Who was the first pitcher to pitch a perfect game in a World Series?
Last Week’s Answer: The first 3 major league baseball players to join the 500 home run club were: 1) Babe Ruth who hit his 500th home run on August 11, 1929. 2) Jimmie Foxx who hit his 500th home run on September 24, 1940. 3) Met Ott who hit his 500th home run on August 1, 1945.
The NFL plans to have one team play "back-to-back games in London as part of its exploration into a franchise being based in the capital," according to the London Times. The league "wants to test the water" with one team playing successive games in the city. NFL Exec VP and Chief Strategy & Growth Officer Chris Halpin said, "As part of our long-term effort, that is something we want to see to test out a team being in London for two games over a week. Whether that is in 2020 or another year we are not sure yet. That is a key element of exploration of a franchise in London." The NFL has been "delighted by the experience" recently of the Chicago Bears-Oakland Raiders and Carolina Panthers-Tampa Bay Buccaneers games at Tottenham Hotspur Stadium, which "had sell-out crowds over two weekends." London Mayor Sadiq Khan also "held talks" with NFL Commissioner Roger Goodell last week about "maintaining the number" of NFL games in the city with the "eventual goal of a franchise." Halpin would "not comment on whether a London franchise would be part of the next collective bargaining agreement talks".
MLB will allow investment funds to "take minority stakes in multiple clubs, a move that lets the league capitalize on sky-high team valuations," according to Bloomberg News. Sources said that the change, which was made earlier this year, could "bring in cash from Wall Street firms and college endowments." It is MLB's "answer to a problem affecting all the major U.S. sports leagues: Teams' multibillion-dollar valuations have made it difficult for part-owners ... to find buyers for their stakes when it's time to sell." Sources said that MLB Commissioner Rob Manfred recently confirmed that MLB changed its rules "almost a year ago," and they provide "flexibility for a new ownership group in terms of putting the capital structure together".
The NWSL, which concluded its regular season on Saturday night, "averaged 7,386 fans a game, breaking the league record for average attendance in a season," according to SOCCERAMERICA.com. That represented a 23% increase over the previous high of 6,024 set in '18. It is the "second-highest average in the history of women's pro soccer behind the average of 8,116 set in WUSA's inaugural season" in '01. The Portland Thorns "became the first women's team to average more than 20,000 fans a game." The Thorns, who have led the NWSL in attendance in every season, were "aided by the expansion of Providence Park." The Thorns' average attendance this season is higher than the average for 15 of the 24 MLS teams. Seven of the nine NWSL teams -- all but the Houston Dash and Orlando Pride -- "broke their season record for average attendance, and every team registered double-digit gains year-over-year." Teams "benefited from the buzz that followed" the USWNT's World Cup title. Six of the nine teams -- all but the Dash, Pride and the Utah Royals -- "broke their single-game attendance records in the aftermath." The jump in attendance in the World Cup year is comparable to '15 when NWSL average attendance increased almost 22%.

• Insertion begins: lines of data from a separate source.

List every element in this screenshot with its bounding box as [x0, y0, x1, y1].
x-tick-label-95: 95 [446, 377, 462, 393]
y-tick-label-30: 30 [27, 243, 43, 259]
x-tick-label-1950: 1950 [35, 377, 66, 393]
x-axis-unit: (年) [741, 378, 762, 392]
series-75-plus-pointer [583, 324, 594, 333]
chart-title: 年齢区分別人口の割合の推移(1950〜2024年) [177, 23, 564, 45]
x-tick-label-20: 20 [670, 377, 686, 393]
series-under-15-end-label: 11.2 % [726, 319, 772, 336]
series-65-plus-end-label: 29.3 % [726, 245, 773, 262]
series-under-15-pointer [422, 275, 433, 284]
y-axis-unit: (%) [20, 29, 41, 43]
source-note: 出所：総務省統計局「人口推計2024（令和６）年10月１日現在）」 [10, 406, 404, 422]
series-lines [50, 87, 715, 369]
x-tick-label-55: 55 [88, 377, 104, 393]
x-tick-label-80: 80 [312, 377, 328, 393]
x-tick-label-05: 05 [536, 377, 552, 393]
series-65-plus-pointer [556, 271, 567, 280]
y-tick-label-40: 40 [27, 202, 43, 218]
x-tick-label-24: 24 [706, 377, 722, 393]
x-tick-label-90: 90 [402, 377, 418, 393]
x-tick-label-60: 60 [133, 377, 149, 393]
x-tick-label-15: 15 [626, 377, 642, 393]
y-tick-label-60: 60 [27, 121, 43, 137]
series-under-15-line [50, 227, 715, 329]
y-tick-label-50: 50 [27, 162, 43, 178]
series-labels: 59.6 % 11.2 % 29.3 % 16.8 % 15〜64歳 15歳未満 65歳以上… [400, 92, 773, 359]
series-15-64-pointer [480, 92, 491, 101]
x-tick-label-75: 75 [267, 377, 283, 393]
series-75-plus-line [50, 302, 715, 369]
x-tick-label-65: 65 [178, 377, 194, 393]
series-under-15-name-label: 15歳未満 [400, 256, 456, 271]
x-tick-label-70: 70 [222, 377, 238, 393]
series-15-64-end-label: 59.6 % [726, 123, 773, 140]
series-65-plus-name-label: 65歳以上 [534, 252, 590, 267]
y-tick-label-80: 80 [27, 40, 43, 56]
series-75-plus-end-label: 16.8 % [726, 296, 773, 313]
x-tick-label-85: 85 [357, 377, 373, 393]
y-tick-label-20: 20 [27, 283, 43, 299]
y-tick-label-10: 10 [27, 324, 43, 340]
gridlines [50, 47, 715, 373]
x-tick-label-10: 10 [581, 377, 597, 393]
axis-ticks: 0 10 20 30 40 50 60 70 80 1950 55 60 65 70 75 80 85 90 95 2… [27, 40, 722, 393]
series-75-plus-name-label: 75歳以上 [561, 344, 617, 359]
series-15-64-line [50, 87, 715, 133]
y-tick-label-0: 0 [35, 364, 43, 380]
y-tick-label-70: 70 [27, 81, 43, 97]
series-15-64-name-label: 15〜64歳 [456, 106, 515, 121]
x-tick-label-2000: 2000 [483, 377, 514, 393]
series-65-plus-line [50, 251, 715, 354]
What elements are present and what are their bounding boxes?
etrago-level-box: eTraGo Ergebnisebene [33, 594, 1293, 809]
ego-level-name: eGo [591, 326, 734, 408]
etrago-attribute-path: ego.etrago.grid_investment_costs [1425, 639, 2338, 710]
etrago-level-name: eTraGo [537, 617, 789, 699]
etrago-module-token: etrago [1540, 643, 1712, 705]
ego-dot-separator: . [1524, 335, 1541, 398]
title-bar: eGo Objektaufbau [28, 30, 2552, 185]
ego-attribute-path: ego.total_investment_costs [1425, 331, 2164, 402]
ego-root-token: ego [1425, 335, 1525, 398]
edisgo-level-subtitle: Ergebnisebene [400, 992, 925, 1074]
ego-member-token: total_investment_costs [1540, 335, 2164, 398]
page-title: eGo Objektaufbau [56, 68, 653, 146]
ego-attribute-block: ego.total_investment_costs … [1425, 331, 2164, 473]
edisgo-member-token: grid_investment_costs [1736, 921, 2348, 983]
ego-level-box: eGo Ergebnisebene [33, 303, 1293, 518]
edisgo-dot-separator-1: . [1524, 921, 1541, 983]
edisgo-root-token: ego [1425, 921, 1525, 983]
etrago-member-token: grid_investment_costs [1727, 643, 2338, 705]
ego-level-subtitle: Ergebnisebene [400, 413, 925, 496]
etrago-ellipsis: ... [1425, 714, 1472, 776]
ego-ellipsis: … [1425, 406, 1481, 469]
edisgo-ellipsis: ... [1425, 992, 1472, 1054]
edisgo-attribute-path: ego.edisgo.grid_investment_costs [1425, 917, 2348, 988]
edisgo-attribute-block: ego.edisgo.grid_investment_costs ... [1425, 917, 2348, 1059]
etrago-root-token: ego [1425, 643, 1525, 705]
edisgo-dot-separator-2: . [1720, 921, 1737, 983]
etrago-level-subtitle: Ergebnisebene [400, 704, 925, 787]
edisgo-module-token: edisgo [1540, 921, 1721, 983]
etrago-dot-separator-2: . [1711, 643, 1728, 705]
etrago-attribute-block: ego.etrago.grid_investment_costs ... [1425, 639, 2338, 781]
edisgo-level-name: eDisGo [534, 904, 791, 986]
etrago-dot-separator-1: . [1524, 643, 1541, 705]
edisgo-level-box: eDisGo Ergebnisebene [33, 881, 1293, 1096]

NASCAR is finalizing a deal that will make Geico the first company to sign as a premier partner for its new Cup-level sponsorship model, sources said. The deal has not yet been signed, though it has been verbally agreed to and will be reached barring an unforeseen late complication. NASCAR has been in the market looking for three to five top-tier partners for its new model, which will replace the title sponsorship system that is in place. NASCAR has been asking $15-20M annually over several years for the deals. While NASCAR is in advanced talks with multiple companies, sources said that Geico is the first company to be closing on a signed deal. Geico already signed on earlier this year as NASCAR's official insurance partner in a deal that sources at the time said cost Geico a low-seven-figure annual fee. This new agreement will effectively supersede that deal. With a low-eight-figure asking price spread over multiple years, Geico is likely making a mid-eight-figure commitment with the new deal, which includes not just league assets but also those from tracks and media-rights partners Fox Sports and NBC Sports.
Endeavor has officially "withdrawn its intention to go public," according to the L.A. Times. In a filing, Endeavor Deputy General Counsel & Corporate Secretary Joel Karansky told the U.S. Securities & Exchange Commission that the company "no longer wishes to conduct a public offering of securities at this time." In September, Endeavor "canceled its much-anticipated initial public offering a day before its shares were expected to begin trading on the New York Stock Exchange, citing hazardous market conditions." At the time, Endeavor had "left open the possibility that it might return to the public market if conditions improved." The about-face was a "rare setback" for Endeavor CEO Ari Emanuel, whose ambition is to make the company into a "global entertainment juggernaut." The IPO was "supposed to help fuel its ascent by raising cash to chip away" at its $4.6B debt and "fund future acquisitions".